Kein strahlender Rubin
Szilárd Rubin (1927-2010) war ein ungarischer Schriftsteller, der erst kurz vor seinem Tod mit seinen Hauptwerken Ruhm auch außerhalb Ungarns erntete. „Die Wolfgrube“ ist keines dieser Hauptwerke, sondern ...
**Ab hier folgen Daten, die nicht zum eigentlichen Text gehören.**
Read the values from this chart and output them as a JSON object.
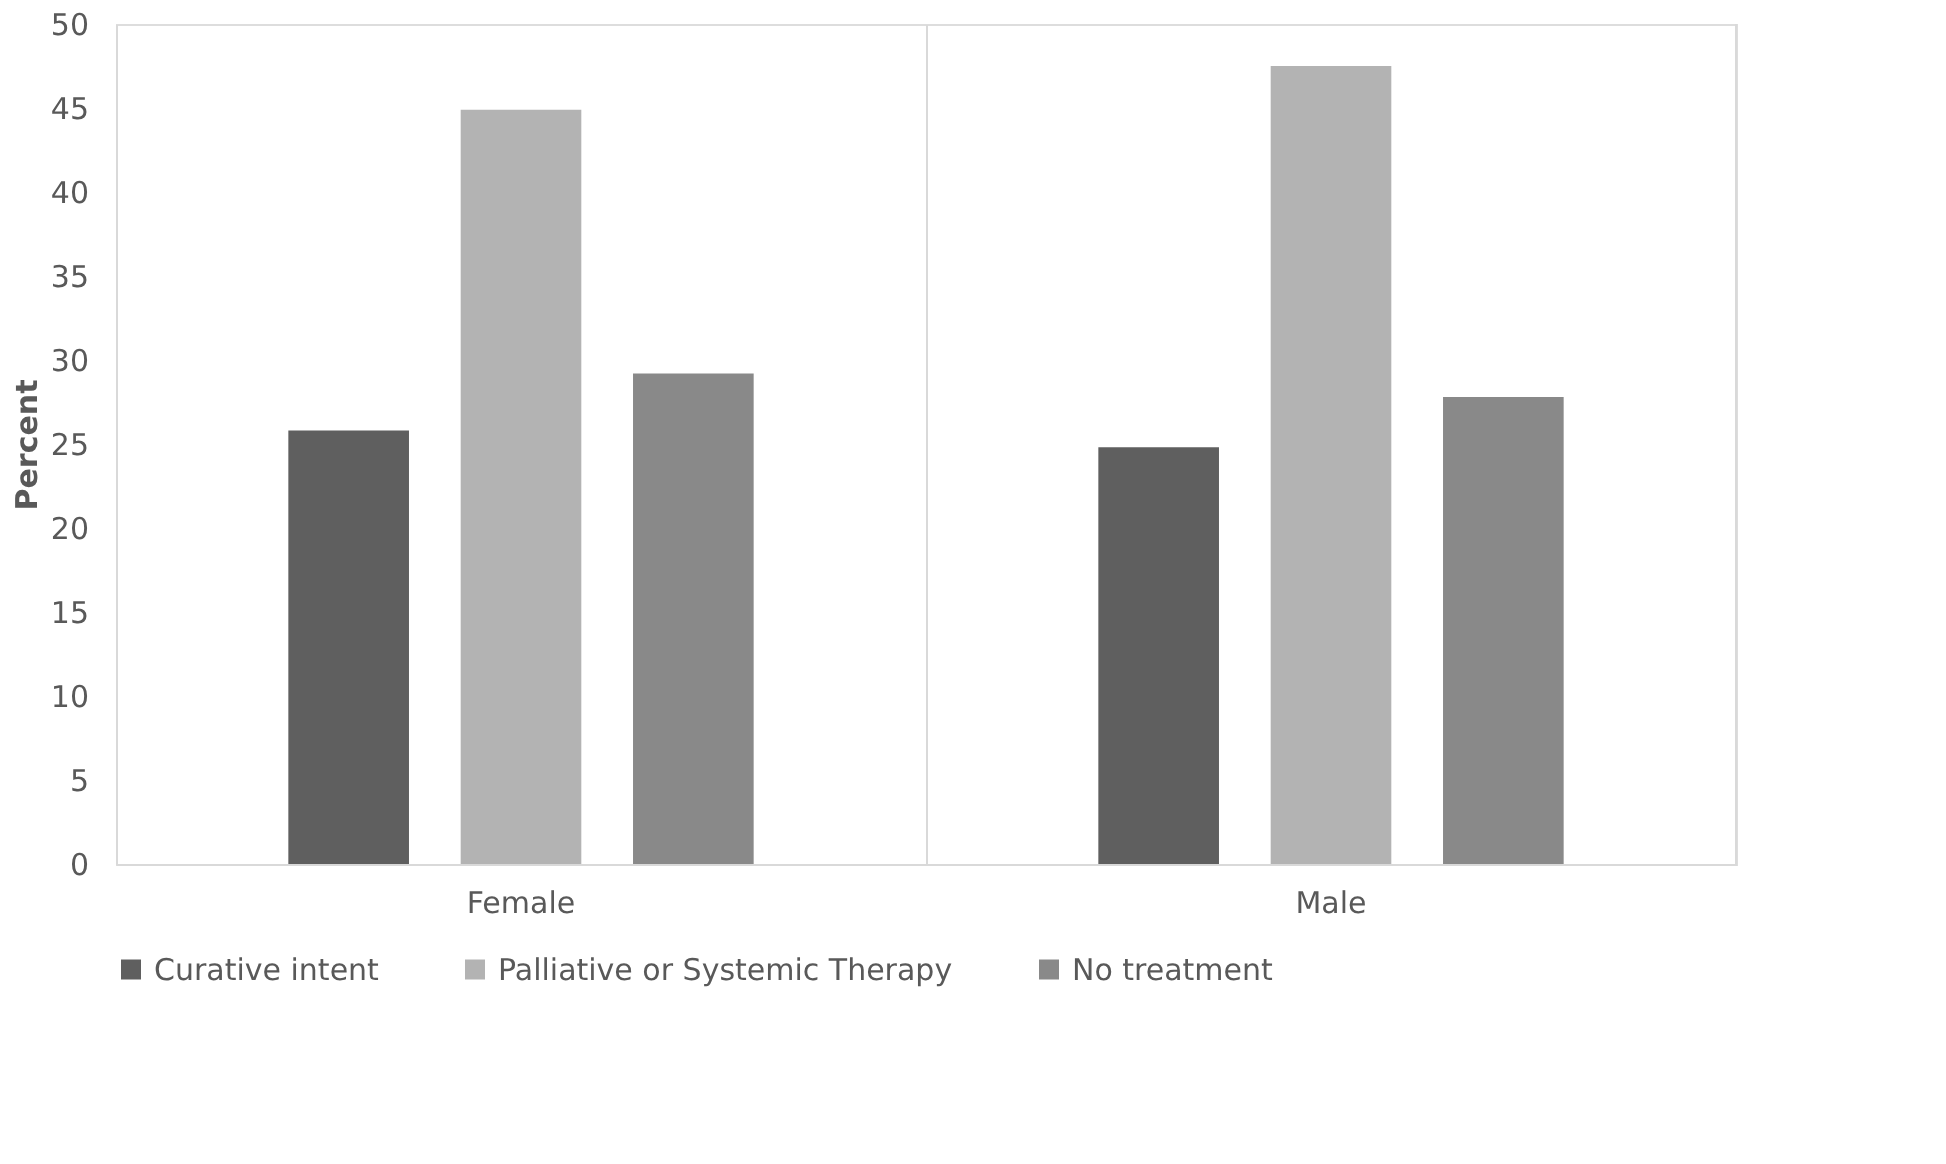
{
  "chart_data": {
    "type": "bar",
    "ylabel": "Percent",
    "categories": [
      "Female",
      "Male"
    ],
    "series": [
      {
        "name": "Curative intent",
        "color": "#5f5f5f",
        "values": [
          25.8,
          24.8
        ]
      },
      {
        "name": "Palliative or Systemic Therapy",
        "color": "#b3b3b3",
        "values": [
          44.9,
          47.5
        ]
      },
      {
        "name": "No treatment",
        "color": "#898989",
        "values": [
          29.2,
          27.8
        ]
      }
    ],
    "ylim": [
      0,
      50
    ],
    "yticks": [
      0,
      5,
      10,
      15,
      20,
      25,
      30,
      35,
      40,
      45,
      50
    ],
    "grid": "x",
    "legend": "bottom"
  }
}
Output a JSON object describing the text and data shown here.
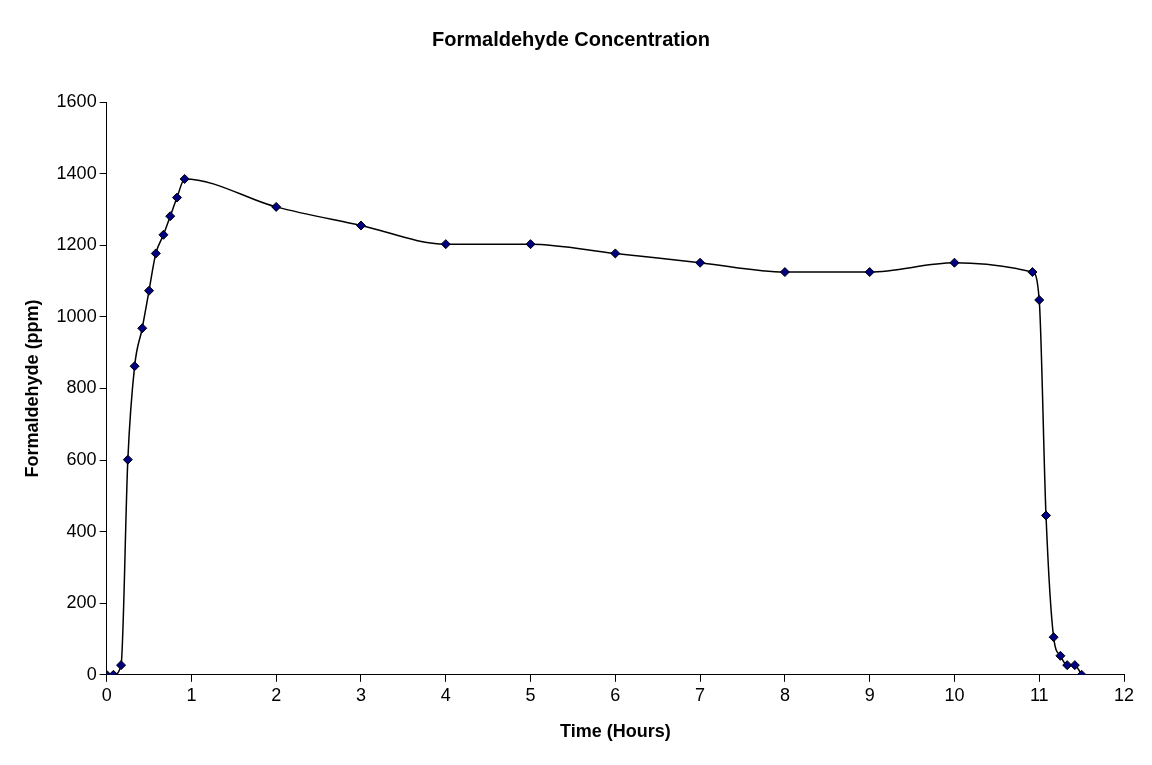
{
  "chart_data": {
    "type": "line",
    "title": "Formaldehyde Concentration",
    "xlabel": "Time (Hours)",
    "ylabel": "Formaldehyde (ppm)",
    "xlim": [
      0,
      12
    ],
    "xticks": [
      0,
      1,
      2,
      3,
      4,
      5,
      6,
      7,
      8,
      9,
      10,
      11,
      12
    ],
    "ylim": [
      0,
      1600
    ],
    "yticks": [
      0,
      200,
      400,
      600,
      800,
      1000,
      1200,
      1400,
      1600
    ],
    "grid": false,
    "legend": false,
    "marker": "diamond",
    "line_style": "solid",
    "series": [
      {
        "color": "#000080",
        "x": [
          0,
          0.08,
          0.17,
          0.25,
          0.33,
          0.42,
          0.5,
          0.58,
          0.67,
          0.75,
          0.83,
          0.92,
          2,
          3,
          4,
          5,
          6,
          7,
          8,
          9,
          10,
          10.92,
          11,
          11.08,
          11.17,
          11.25,
          11.33,
          11.42,
          11.5
        ],
        "values": [
          0,
          0,
          27,
          601,
          862,
          968,
          1073,
          1177,
          1229,
          1281,
          1333,
          1385,
          1307,
          1255,
          1203,
          1203,
          1177,
          1151,
          1125,
          1125,
          1151,
          1125,
          1047,
          445,
          105,
          53,
          27,
          27,
          0
        ]
      }
    ]
  }
}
Szilárd Rubin (1927-2010) war ein ungarischer Schriftsteller, der erst kurz vor seinem Tod mit seinen Hauptwerken Ruhm auch außerhalb Ungarns erntete. „Die Wolfgrube“ ist keines dieser Hauptwerke, sondern ein Kabinettsstück über sechs Grundschulfreunde, die sich 15 Jahre nach dem Schulabschluss wiedertreffen und feststellen müssen, dass einiges gleich, aber vieles anders geworden ist. Haller wurde Arzt, Schwabik Apotheker, Decsi Biochemiker, Vértes Dichter, Baksay Journalist und Beke wurde Polizist und Offizier der ungarischen Spionageabwehr. Dass er diese beiden Beruf für das Treffen der Freunde würde gebrauchen können, konnte vorher keiner ahnen.
Außer dem Leser, denn schon auf den ersten Seiten erfahren wir, welcher Schulfreund durch einen westlichen Geheimagenten ausgetauscht wurde. Auch zwei andere Schulfreunde haben geheime Machenschaften am Laufen, wie sich im Laufe des Treffens herausstellt. Die Zusammenkunft wird durch drei Frauen bereichert - eine Ehefrau, eine Assistentin und eine Tänzerin, hinter der alle Männer her sind. Bei dem harmlosen Gesellschaftsspiel „Mord im Dunkeln“ kommt es zu einem echten Mord, und Beke muss nun ermitteln. Der sympathische Ermittler deckte einige Geheimnisse auf, die sich die Freunde einander nicht zugetraut hätten. Dennoch ist Ermittlung so verworren, der Tathergang so kompliziert, dass man kaum mitkommt und die Auflösung am Ende nur hinnehmen kann. Und obwohl es nur zehn handelnde Personen sind, gehen die Figuren einem ständig durcheinander.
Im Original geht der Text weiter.